Fourth Street reconstruction. Fourth is currently a dilapidated mess from Malcolm Avenue to the east side of TCF Bank Stadium, serving the backends of warehouses with heaving concrete pavement that calms traffic by wrecking cars, but at least is conveniently adjacent to a number of body shops. As the road immediately north of University, if it were connected, it would likely get traffic, but a stretch of it just east of Malcolm has been disconnected to discourage through traffic, and so it doesn’t get longer distance trips. With all of the new development, the city is the process of adopting much of the neighborhood proponents vision about a shared space (or Woonerf) Green Fourth Street, completely rebuilt, landscaped, environmentally sound, with new infrastructure, permeable pavers and infiltration gardens. The first phase will be from Malcolm to 29th adjacent to the Cornerstone Group’s Prospect North Gardens (forums thread).

District Energy. The plan is for the buildings in this new neighborhood to be served by District Energy, like parts of downtown St. Paul and Energy Park, among others.  The advantages is this saves heating expenses and energy. The disadvantage is that with such central heating and cooling, user comfort is sacrificed, so say some tenants of these schemes. Implementing this is tricky since the new buildings will need to be district energy-ready before district energy is ready.
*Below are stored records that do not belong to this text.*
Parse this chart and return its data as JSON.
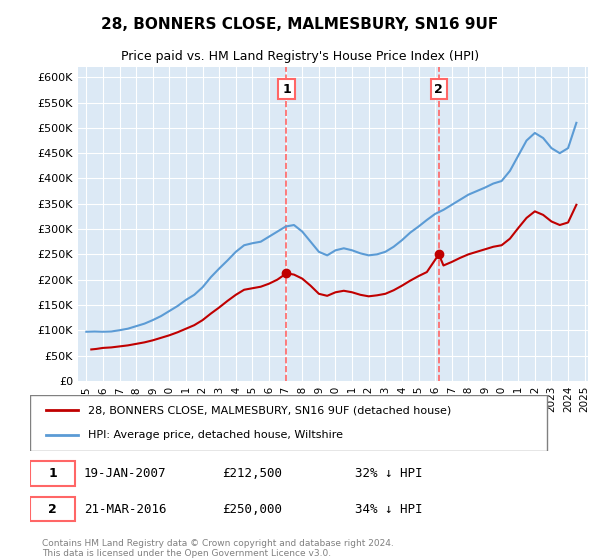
{
  "title": "28, BONNERS CLOSE, MALMESBURY, SN16 9UF",
  "subtitle": "Price paid vs. HM Land Registry's House Price Index (HPI)",
  "footer": "Contains HM Land Registry data © Crown copyright and database right 2024.\nThis data is licensed under the Open Government Licence v3.0.",
  "legend_line1": "28, BONNERS CLOSE, MALMESBURY, SN16 9UF (detached house)",
  "legend_line2": "HPI: Average price, detached house, Wiltshire",
  "annotation1_label": "1",
  "annotation1_date": "19-JAN-2007",
  "annotation1_price": "£212,500",
  "annotation1_hpi": "32% ↓ HPI",
  "annotation1_year": 2007.05,
  "annotation1_value": 212500,
  "annotation2_label": "2",
  "annotation2_date": "21-MAR-2016",
  "annotation2_price": "£250,000",
  "annotation2_hpi": "34% ↓ HPI",
  "annotation2_year": 2016.22,
  "annotation2_value": 250000,
  "hpi_color": "#5b9bd5",
  "price_color": "#c00000",
  "vline_color": "#ff6666",
  "background_plot": "#dce9f5",
  "ylim": [
    0,
    620000
  ],
  "yticks": [
    0,
    50000,
    100000,
    150000,
    200000,
    250000,
    300000,
    350000,
    400000,
    450000,
    500000,
    550000,
    600000
  ],
  "ytick_labels": [
    "£0",
    "£50K",
    "£100K",
    "£150K",
    "£200K",
    "£250K",
    "£300K",
    "£350K",
    "£400K",
    "£450K",
    "£500K",
    "£550K",
    "£600K"
  ],
  "hpi_years": [
    1995,
    1995.5,
    1996,
    1996.5,
    1997,
    1997.5,
    1998,
    1998.5,
    1999,
    1999.5,
    2000,
    2000.5,
    2001,
    2001.5,
    2002,
    2002.5,
    2003,
    2003.5,
    2004,
    2004.5,
    2005,
    2005.5,
    2006,
    2006.5,
    2007,
    2007.5,
    2008,
    2008.5,
    2009,
    2009.5,
    2010,
    2010.5,
    2011,
    2011.5,
    2012,
    2012.5,
    2013,
    2013.5,
    2014,
    2014.5,
    2015,
    2015.5,
    2016,
    2016.5,
    2017,
    2017.5,
    2018,
    2018.5,
    2019,
    2019.5,
    2020,
    2020.5,
    2021,
    2021.5,
    2022,
    2022.5,
    2023,
    2023.5,
    2024,
    2024.5
  ],
  "hpi_values": [
    97000,
    97500,
    97000,
    97500,
    100000,
    103000,
    108000,
    113000,
    120000,
    128000,
    138000,
    148000,
    160000,
    170000,
    185000,
    205000,
    222000,
    238000,
    255000,
    268000,
    272000,
    275000,
    285000,
    295000,
    305000,
    308000,
    295000,
    275000,
    255000,
    248000,
    258000,
    262000,
    258000,
    252000,
    248000,
    250000,
    255000,
    265000,
    278000,
    293000,
    305000,
    318000,
    330000,
    338000,
    348000,
    358000,
    368000,
    375000,
    382000,
    390000,
    395000,
    415000,
    445000,
    475000,
    490000,
    480000,
    460000,
    450000,
    460000,
    510000
  ],
  "price_years": [
    1995.3,
    1995.6,
    1996,
    1996.5,
    1997,
    1997.5,
    1998,
    1998.5,
    1999,
    1999.5,
    2000,
    2000.5,
    2001,
    2001.5,
    2002,
    2002.5,
    2003,
    2003.5,
    2004,
    2004.5,
    2005,
    2005.5,
    2006,
    2006.5,
    2007.05,
    2007.5,
    2008,
    2008.5,
    2009,
    2009.5,
    2010,
    2010.5,
    2011,
    2011.5,
    2012,
    2012.5,
    2013,
    2013.5,
    2014,
    2014.5,
    2015,
    2015.5,
    2016.22,
    2016.5,
    2017,
    2017.5,
    2018,
    2018.5,
    2019,
    2019.5,
    2020,
    2020.5,
    2021,
    2021.5,
    2022,
    2022.5,
    2023,
    2023.5,
    2024,
    2024.5
  ],
  "price_values": [
    62000,
    63000,
    65000,
    66000,
    68000,
    70000,
    73000,
    76000,
    80000,
    85000,
    90000,
    96000,
    103000,
    110000,
    120000,
    133000,
    145000,
    158000,
    170000,
    180000,
    183000,
    186000,
    192000,
    200000,
    212500,
    210000,
    202000,
    188000,
    172000,
    168000,
    175000,
    178000,
    175000,
    170000,
    167000,
    169000,
    172000,
    179000,
    188000,
    198000,
    207000,
    215000,
    250000,
    228000,
    235000,
    243000,
    250000,
    255000,
    260000,
    265000,
    268000,
    281000,
    302000,
    322000,
    335000,
    328000,
    315000,
    308000,
    313000,
    348000
  ]
}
Together the aim is not just for the neighborhood to be “sustainable”, but to be “resilient” and “regenerative”.

Prospect Park Business Center. The building, immediately adjacent to the LRT station, currently housing Overflow Cafe and Children’s Village Montessori, and once a Caterpillar Factory will be torn down and replaced with apartments and a grocery. A lot of apartments. There will be townhouses built into the multi-story, multi-family building facing directly onto 29th Avenue and the LRT station. There will be a ~ 30,000 square foot grocery store which “the neighborhood will like” according to the family which owns the site (Barnhart), though names are not being revealed. As a resident, I hope so. As my wife says “don’t promise me happiness”.

Glendale Homes redevelopment. This was the one of two sites south of University Avenue that garnered any attention at this meeting (the other being a Hampton Inn on the site of a burned down building on the south side of University, which is approved and due to break ground shortly). Glendale Homes is a Minneapolis Public Housing Administration project  of 184 units built in 1952 for returning War Veterans (Korea?, seems too late for World War II). Like all 60 year olds, it has exceeded its planned life and needs to be replaced (I am sure that is not quite the way the representative put it). The plans call for a new senior housing building on University, tearing down the existing townhomes and putting in larger multi-family structures, particularly along the 27th Avenue border. The new housing would be a mix of public (subsidized) housing and market rate housing. The representative said that rehabilitating the houses would be “throwing good money after bad”. I only know the houses from the outside (I sometimes walk through), and they seem fine, though I am sure they need rehabilitation. Whether the costs of that are worthwhile I am not sure, but rehabilitation would preclude intensification of the site, and as we know, Southeast Minneapolis is where the growth is at right now. At any rate, full reconstruction does imply displacement, at least temporarily. The flier says one of the Next Steps is to “create an internal task force on resident relocation that will begin to develop strategies on the eventual relocation of Glendale residents”. (Note, they are the objects, not the subjects). The site does seem low on my hierarchy of urban redevelopment sites, especially given the amounts of surface parking and abandoned lots still around.

Other sites. There are a bunch of other parcels in various stages of development. At least one building was owned by Wall Properties. You can be sure that if the economy holds, these will add to the mix.

Not mentioned. Will Granary Road every be completed?

The Far Future. Just north of this are rail yards full of containers. If the neighborhood indeeds become valuable enough, one imagines the railroads might consider relocating their freight transfer operations so that the can redevelop this land for profit. Railroads give up land? Nah.